A New Jersey appeals court has ruled that an anti-harassment clause in Valley National Bank's ethics code could give rise to a breach-of-contract suit by an employee who says she was bullied by her boss.

The appeals court revived Angela Maselli's suit claiming the bank breached promises in its code of conduct. The bank argued it had no contractual obligations, but the text of a disclaimer relied on by the bank does not unambiguously disavow a binding contract to abide by the code, the two-judge panel ruled in Maselli v. Valley National Bancorp. The panel reversed the decision of the motion judge to dismiss the case.

Maselli claims the bank took no action when her supervisor bullied and mistreated her, prompting her to take medical leave and then transfer to another department.
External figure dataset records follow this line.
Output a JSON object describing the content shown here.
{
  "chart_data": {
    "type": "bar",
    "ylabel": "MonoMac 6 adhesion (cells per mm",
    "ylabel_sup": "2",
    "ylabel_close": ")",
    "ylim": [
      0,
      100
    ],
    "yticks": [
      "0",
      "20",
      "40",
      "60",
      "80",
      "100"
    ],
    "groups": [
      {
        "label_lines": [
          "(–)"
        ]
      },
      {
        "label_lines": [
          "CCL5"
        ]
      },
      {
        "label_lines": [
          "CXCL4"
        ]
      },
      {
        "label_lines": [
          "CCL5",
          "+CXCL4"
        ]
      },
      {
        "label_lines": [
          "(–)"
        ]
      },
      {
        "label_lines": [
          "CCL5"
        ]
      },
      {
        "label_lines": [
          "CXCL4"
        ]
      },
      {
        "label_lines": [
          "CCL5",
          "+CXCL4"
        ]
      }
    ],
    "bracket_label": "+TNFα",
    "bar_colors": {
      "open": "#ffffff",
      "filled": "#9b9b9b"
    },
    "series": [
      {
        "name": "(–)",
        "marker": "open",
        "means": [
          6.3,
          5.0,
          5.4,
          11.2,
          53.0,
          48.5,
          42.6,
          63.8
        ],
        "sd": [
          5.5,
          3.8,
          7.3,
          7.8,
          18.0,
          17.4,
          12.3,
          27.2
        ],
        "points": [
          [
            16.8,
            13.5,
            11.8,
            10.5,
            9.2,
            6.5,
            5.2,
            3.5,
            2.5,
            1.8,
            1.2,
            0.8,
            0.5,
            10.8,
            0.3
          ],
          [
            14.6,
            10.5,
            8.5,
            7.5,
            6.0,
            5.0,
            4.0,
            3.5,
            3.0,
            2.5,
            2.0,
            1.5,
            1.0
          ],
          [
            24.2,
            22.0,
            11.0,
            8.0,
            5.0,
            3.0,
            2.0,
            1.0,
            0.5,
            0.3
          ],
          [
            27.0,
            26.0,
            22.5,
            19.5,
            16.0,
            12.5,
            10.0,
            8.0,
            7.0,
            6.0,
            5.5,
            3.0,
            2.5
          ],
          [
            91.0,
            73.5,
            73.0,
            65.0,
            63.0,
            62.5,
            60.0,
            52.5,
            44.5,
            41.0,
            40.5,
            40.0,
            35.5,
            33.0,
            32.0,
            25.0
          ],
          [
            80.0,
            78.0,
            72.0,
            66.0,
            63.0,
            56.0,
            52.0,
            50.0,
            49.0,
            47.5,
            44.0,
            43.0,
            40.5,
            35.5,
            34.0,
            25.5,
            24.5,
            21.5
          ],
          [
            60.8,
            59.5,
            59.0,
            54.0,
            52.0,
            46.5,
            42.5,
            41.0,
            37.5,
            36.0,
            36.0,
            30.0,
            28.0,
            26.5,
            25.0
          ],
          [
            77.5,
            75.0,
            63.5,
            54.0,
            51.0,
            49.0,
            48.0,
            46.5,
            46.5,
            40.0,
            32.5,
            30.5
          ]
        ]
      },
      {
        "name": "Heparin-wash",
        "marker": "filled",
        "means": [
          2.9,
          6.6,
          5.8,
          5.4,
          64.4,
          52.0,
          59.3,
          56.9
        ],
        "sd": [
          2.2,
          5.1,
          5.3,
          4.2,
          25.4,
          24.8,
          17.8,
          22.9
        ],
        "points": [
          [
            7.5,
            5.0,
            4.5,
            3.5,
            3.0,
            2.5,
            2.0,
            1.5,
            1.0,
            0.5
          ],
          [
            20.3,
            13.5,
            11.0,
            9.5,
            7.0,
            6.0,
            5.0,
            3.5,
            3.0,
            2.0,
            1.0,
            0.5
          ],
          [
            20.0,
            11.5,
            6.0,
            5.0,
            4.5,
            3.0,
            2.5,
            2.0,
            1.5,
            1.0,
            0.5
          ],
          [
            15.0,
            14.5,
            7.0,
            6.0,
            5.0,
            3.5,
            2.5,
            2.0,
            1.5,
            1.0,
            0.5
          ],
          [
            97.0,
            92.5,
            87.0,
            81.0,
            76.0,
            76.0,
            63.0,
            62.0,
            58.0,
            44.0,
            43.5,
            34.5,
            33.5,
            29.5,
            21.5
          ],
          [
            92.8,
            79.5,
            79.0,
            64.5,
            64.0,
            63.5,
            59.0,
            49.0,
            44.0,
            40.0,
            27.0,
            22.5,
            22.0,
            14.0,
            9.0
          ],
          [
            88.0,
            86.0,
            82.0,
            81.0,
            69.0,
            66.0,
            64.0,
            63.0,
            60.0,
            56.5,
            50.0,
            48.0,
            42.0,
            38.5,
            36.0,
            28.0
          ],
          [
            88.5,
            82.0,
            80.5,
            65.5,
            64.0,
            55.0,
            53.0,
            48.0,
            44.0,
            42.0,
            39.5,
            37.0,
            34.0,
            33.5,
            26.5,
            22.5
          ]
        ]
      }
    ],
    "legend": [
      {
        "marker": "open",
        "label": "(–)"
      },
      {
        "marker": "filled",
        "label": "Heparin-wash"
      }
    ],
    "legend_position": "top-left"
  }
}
She lost her job when her new department, but not the previous one, underwent downsizing.

While she concedes she was an at-will employee, Maselli claims the bank's breach of its code caused her loss of employment.

Valley National, in a motion to dismiss in lieu of an answer, cites a disclaimer at the beginning of its 18-page code of conduct, which said in part, “No employee or agent of Valley National Bank is authorized to make any oral or written representations altering the at-will employment relationship unless made the subject of a specific written contract of employment.” The disclaimer also said, “It should be noted that nothing contained in this Valley Code of Conduct and Ethics or in any policy or work rule of Valley shall constitute a contract of employment or a contract or agreement for a definite or specified term of employment.”

The motion judge dismissed the case after determining the disclaimer was sufficiently prominent, appearing on the first substantive page of the code, set off in a separate paragraph, and introduced by a bold title.

But on appeal, Judges Mitchel Ostrer and Lisa Rose ruled that the title of the disclaimer, “employment is at will,” did not clearly describe the content of the disclaimer. The appeals court also ruled that the text of the disclaimer “does not unambiguously disavow a binding contract to abide by the code.”

The appeals court noted the New Jersey Supreme Court's 1985 decision Woolley v. Hoffmann-La Roche held that an implied promise in an employment manual that an employee may be fired only for cause may be enforceable when the employment term is indefinite.

The Woolley court then said an employer's disclaimer of obligations could be effective but it must be prominent and clear.

The appeals court in Maselli said the bank's disclaimer “does not expressly and unqualifiedly disavow the creation of a contract.” It “denies the creation of a 'contract of employment,'” it said.

According to Ostrer and Rose, by contending that the disclaimer disavows any contractual relationship, the bank interprets the words “of employment” to mean “related to employment in any way.”

But a reasonable employee might conclude that a “contract of employment” means a “contract to employ,” disclaiming any promise of job security or termination only for cause, Ostrer and Rose said.

Since the meaning of the disclaimer is ambiguous, the issue of its effectiveness is reserved for a jury, but dismissal based on the disclaimer was not called for at such an early stage, Ostrer and Rose said.

Michael Harwin, the Fair Lawn, New Jersey, lawyer who represented Maselli, said the ruling would give guidance to courts hearing cases involving at-will employees where an employer has failed to follow its own handbook.

“I think it's a good case that clarifies the law. If you're an at-will employee, they can terminate you, but they still have to follow the handbook,” said Harwin.

Christina Stoneburner of Fox Rothschild in Morristown, New Jersey, who represented Valley National Bank, did not return a call. Marc Piro, a spokesman for the bank, said its policy is to not comment on litigation.